Last week, Bandele was named to replace Tina Tchen, a former Obama adviser who stepped down under fire.
“To mark the establishment of a new Time’s Up, the organization will have a new and reconstituted board,” the statement continued. “To that end, the members of the existing board will be stepping aside over the next 30 days, giving our CEO the ability to refocus the organization’s leadership to suit its mission and needs. As we do so, we commit to making sure Time’s Up has sufficient financial resources to do its important work.”
Despite the mass resignation, four existing board members — Colleen DeCourcy, Raffi Freedman-Gurspan, Ashley Judd and Gabrielle Sulzberger — are remaining to help insure a smooth transition.
The nonprofit group, which was created three years ago to protect and support survivors of sexual assault amid the growing #MeToo era, has been besieged over the past month since it was revealed that its leadership had been working with ex-New York Governor Andrew Cuomo to mitigate accusations of sexual misconduct against him. The revelations led to the resignations last month of board chairwoman Roberta Kaplan and CEO Tina Tchen.
Bandele, previously the group’s chief operating officer, has been tasked with building back up the organization, which has been harshly criticized for prioritizing its connections with powerful people rather than the well-being of survivors.

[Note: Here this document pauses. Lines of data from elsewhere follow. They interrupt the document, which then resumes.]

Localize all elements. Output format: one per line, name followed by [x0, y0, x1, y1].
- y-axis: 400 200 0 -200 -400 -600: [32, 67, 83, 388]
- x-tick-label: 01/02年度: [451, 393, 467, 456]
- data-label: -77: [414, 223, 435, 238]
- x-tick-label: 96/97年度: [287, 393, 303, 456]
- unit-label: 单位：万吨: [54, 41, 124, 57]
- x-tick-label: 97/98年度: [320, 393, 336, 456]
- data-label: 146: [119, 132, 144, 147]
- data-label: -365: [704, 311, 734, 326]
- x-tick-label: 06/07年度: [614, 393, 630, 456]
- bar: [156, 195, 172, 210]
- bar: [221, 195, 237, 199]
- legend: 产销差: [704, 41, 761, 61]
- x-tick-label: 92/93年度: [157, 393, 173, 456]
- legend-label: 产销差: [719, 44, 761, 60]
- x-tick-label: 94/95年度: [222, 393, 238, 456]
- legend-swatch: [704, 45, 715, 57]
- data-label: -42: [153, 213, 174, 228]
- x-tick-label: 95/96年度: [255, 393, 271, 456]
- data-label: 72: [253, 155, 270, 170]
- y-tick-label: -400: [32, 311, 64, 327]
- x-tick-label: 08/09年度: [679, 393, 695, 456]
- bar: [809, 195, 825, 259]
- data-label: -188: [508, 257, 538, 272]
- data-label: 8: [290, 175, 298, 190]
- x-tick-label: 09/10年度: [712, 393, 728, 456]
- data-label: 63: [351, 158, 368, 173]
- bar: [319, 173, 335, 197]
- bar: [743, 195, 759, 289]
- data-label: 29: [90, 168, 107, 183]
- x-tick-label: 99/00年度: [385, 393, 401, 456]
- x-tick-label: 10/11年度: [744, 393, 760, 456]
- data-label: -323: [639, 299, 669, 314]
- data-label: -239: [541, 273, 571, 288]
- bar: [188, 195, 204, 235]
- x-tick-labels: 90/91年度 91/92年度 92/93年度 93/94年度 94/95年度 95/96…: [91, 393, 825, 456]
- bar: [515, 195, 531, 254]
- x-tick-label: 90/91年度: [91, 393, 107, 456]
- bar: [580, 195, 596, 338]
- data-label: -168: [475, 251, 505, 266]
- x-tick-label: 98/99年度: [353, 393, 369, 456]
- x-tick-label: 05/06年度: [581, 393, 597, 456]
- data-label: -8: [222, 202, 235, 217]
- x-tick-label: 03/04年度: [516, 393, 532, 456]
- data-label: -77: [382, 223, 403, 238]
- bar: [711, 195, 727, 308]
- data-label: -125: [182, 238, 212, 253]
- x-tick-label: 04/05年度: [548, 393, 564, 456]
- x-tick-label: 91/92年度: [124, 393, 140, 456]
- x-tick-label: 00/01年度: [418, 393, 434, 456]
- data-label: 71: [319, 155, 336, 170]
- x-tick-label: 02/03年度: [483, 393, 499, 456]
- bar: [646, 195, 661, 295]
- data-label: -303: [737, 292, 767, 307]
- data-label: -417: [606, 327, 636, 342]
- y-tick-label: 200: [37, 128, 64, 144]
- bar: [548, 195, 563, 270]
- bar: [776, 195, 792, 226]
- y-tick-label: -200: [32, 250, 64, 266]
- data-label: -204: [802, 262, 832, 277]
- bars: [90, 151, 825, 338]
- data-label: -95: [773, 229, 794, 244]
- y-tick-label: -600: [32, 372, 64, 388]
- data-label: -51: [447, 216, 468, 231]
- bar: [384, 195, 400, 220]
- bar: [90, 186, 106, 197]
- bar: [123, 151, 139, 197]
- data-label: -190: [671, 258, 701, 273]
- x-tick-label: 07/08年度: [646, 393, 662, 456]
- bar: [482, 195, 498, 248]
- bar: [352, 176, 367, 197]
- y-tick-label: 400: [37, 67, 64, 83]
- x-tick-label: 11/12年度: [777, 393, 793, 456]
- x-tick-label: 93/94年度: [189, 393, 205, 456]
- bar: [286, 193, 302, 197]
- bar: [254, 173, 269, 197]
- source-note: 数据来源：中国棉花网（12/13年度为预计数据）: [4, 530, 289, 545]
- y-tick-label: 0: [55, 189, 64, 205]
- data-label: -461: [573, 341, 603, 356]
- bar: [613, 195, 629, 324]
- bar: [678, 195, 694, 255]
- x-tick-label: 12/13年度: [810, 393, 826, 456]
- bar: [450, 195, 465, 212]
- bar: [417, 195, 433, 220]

As TheWrap previously reported, many have questioned if the organization that was created in 2018 by a focused group of powerful women in entertainment, media and politics would be able to create change, or if it was destined to be co-opted by the very systems their stated aim was to disrupt.
Others have also complained about the group’s increased advocacy in non-MeToo issues, including public statements about racial equity at the Golden Globes and Scarlett Johansson’s contract dispute with Disney over “Black Widow.”